For more informations please visit the HATEOAS docs

Responses

There are several responses you can use by default, one of them is the Ok response.

1xx, 2xx, 3xx status codes

These are simple Response objects.

Example

<?php
# ...
$app->get('/', function (Request $request) {
    return new Response\Ok('Hello World!');
});
# ...

Types

Responses
Accepted
Created
NoContent
NotModified
Ok

4xx, 5xx status codes

These are Exceptions.

Example

<?php
# ...
$app->get('/', function (Request $request) {
    # ...
    
    throw new \Phprest\Exception\BadRequest();
    
    # ...
});
# ...

Types

Exceptions
BadRequest
Conflict
Forbidden
Gone
InternalServerError
MethodNotAllowed
NotAcceptable
NotFound
TooManyRequests
PreconditionFailed
TooManyRequests
Unauthorized
UnprocessableEntity
UnsupportedMediaType

Dependency Injection Container

See Proton’s doc and for more information please visit League/Container.

CLI

You can use a helper script if you want after a composer install (vendor/bin/phprest).
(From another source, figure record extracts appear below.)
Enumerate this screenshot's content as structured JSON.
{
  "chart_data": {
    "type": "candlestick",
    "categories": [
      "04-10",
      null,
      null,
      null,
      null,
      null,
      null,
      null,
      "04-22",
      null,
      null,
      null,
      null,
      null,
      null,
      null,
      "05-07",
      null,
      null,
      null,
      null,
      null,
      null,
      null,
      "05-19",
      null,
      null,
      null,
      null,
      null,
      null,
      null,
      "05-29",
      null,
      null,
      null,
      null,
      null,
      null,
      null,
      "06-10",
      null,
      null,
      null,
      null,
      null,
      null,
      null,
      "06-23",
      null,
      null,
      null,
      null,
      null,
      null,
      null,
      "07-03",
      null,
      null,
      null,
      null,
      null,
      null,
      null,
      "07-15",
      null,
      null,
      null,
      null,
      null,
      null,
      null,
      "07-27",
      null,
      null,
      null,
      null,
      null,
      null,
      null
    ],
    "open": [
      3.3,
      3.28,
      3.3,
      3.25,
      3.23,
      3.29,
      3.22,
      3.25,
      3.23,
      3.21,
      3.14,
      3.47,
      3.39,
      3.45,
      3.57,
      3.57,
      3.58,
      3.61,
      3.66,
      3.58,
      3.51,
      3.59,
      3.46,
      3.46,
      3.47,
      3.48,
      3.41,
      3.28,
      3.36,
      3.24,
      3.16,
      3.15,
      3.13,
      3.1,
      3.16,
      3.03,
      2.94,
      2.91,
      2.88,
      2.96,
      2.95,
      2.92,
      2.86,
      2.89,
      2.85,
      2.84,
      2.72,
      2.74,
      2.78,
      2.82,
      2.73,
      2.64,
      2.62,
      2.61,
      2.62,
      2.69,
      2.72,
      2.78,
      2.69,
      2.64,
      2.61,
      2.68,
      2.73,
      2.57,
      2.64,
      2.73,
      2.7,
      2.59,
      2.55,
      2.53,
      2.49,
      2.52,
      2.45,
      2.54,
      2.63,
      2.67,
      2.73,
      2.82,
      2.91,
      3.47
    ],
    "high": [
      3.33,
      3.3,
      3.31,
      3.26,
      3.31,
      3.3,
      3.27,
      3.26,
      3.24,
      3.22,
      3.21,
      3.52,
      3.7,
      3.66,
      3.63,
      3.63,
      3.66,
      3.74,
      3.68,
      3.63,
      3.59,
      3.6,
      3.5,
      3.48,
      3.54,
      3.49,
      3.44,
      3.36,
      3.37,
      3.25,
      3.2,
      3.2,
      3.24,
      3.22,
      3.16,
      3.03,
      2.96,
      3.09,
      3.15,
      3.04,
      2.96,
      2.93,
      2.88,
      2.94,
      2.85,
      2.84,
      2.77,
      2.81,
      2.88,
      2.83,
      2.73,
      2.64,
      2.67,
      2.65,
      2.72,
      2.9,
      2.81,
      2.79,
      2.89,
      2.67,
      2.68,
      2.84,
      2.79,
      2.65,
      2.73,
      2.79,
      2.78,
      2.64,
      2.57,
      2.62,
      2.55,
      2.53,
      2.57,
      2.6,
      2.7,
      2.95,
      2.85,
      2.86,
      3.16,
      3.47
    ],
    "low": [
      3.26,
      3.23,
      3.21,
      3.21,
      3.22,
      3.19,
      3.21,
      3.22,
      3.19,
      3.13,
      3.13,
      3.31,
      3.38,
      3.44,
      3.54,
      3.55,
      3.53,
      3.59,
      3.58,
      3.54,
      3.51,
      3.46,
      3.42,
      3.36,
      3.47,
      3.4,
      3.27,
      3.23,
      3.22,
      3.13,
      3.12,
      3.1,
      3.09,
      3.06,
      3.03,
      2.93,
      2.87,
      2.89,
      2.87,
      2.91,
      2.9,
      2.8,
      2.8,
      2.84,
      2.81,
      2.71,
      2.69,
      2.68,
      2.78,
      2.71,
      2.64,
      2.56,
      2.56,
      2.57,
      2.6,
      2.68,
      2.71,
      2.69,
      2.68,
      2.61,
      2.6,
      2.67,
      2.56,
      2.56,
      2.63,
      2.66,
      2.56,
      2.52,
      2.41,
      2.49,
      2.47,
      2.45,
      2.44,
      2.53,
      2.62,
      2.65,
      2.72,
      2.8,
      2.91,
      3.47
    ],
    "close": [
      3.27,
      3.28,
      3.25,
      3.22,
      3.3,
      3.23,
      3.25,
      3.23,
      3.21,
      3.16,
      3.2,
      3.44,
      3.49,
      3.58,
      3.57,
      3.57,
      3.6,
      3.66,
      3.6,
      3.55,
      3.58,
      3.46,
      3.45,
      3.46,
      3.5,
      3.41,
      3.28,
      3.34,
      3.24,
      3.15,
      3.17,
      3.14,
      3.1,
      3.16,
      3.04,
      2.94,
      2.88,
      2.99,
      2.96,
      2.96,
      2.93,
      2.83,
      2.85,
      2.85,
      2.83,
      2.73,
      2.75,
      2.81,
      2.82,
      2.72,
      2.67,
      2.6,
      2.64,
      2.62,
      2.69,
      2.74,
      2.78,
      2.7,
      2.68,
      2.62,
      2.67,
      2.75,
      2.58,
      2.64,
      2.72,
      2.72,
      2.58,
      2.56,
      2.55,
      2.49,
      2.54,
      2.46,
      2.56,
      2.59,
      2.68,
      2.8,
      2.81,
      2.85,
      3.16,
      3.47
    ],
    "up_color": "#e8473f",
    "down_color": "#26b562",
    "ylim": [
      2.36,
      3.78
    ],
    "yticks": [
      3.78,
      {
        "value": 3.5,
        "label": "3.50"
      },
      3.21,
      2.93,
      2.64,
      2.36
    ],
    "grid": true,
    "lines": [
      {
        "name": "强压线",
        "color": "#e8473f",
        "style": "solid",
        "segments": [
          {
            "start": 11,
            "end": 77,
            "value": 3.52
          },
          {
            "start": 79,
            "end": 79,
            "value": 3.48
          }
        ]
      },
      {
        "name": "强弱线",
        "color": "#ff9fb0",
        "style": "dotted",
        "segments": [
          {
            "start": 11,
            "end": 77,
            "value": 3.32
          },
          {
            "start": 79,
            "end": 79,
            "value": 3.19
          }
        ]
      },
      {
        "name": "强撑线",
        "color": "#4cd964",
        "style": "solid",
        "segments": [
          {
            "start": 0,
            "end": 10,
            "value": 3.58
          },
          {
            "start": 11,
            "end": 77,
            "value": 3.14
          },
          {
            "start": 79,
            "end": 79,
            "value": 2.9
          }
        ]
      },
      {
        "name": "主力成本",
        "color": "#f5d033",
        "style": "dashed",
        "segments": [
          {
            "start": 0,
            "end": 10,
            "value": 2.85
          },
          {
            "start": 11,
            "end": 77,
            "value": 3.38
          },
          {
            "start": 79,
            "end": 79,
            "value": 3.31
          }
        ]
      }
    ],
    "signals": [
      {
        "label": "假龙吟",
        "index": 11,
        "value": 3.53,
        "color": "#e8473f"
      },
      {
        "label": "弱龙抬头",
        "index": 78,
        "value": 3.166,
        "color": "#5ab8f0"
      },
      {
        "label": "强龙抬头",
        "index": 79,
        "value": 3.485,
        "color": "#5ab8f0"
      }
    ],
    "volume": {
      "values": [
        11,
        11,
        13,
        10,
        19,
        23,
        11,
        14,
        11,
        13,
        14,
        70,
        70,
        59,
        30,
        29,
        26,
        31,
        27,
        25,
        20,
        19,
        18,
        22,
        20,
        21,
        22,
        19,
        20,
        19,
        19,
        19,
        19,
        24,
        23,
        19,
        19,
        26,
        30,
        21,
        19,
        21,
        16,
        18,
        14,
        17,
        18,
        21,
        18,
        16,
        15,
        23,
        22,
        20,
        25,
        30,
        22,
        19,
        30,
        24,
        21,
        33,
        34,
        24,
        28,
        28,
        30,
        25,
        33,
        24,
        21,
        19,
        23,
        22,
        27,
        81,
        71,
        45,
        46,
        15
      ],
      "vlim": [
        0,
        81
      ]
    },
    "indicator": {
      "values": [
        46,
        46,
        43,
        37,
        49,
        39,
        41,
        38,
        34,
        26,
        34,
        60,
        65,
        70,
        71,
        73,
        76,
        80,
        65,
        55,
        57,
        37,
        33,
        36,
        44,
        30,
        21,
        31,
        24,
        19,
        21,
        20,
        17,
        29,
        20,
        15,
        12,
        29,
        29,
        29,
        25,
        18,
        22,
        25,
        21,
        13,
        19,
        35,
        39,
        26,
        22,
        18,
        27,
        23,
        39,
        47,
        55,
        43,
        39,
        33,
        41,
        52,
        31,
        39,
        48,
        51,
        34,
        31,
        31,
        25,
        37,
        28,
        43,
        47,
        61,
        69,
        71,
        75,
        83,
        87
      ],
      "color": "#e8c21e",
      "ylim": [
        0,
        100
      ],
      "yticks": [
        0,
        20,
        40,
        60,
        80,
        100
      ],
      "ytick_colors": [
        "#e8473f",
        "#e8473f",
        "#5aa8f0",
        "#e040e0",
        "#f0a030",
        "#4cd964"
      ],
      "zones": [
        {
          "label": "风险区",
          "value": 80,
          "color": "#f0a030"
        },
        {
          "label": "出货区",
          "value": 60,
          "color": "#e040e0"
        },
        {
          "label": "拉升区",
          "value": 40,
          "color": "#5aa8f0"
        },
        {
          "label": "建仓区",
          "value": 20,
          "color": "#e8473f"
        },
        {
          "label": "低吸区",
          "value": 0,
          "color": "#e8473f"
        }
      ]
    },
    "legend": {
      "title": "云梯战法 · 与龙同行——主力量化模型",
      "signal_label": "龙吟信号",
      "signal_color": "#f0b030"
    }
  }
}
You have to provide the (bootstrapped) app instance for the script. You have two options for this:

  • Put your app instance to a specific file: app/app.php
  • You have to return with the bootstrapped app instance in the proper file
  • Put the path of the app instance in the paths.php file
  • You have to return with an array from the paths.php file with the app file path under the app array key

Error handler

Phprest handles error with League\BooBoo. The default formatter is Json and Xml Formatter.

On a single exception

<?php
# ...
$app->get('/{version:\d\.\d}/', function (Request $request, $version) {
    throw new \Phprest\Exception\Exception('Code Red!', 9, 503);
});
# ...

The response is content negotiationed (xml/json), the status code is 503.

{
    "code": 9,
    "message": "Code Red!",
    "details": []
}
<result>
    <code>9</code>
    <message>
        <![CDATA[Code Red!]]>
    </message>
</result>

Authentication

Basic Authentication

You’ll need this package:

$app->registerMiddleware('Dflydev\Stack\BasicAuthentication', [
    [
        'firewall' => [
	    ['path' => '/', 'anonymous' => false],
            ['path' => '/temperatures', 'method' => 'GET', 'anonymous' => true]
	],
	'authenticator' => function ($username, $password) {
            if ('admin' === $username && 'admin' === $password) {
                # Basic YWRtaW46YWRtaW4=
                return 'success';
            }
        },
	'realm' => 'The Glowing Territories'
    ]
]);

JWT Authentication

You’ll need this package:

$app->registerMiddleware('Jsor\Stack\JWT', [
    [
        'firewall' => [
	    ['path' => '/',         'anonymous' => false],
	    ['path' => '/tokens',   'anonymous' => true]
	],
	'key_provider' => function() {
	    return 'secret-key';
	},
	'realm' => 'The Glowing Territories'
    ]
]);

API testing

There are a couple of great tools out there for testing your API.

  • Postman and Newman
  • Tip: Create collections in Postman and then run these in Newman
  • Frisby
  • Frisby is a REST API testing framework built on node.js and Jasmine that makes testing API endpoints easy, fast, and fun.
  • Runscope
  • For Api Monitoring and Testing

API documentation

Just a few recommendations:

  • API Blueprint
    • API Blueprint is a documentation-oriented API description language. A couple of semantic assumptions over the plain Markdown.
  • Swagger
    • With a Swagger-enabled API, you get interactive documentation, client SDK generation and discoverability.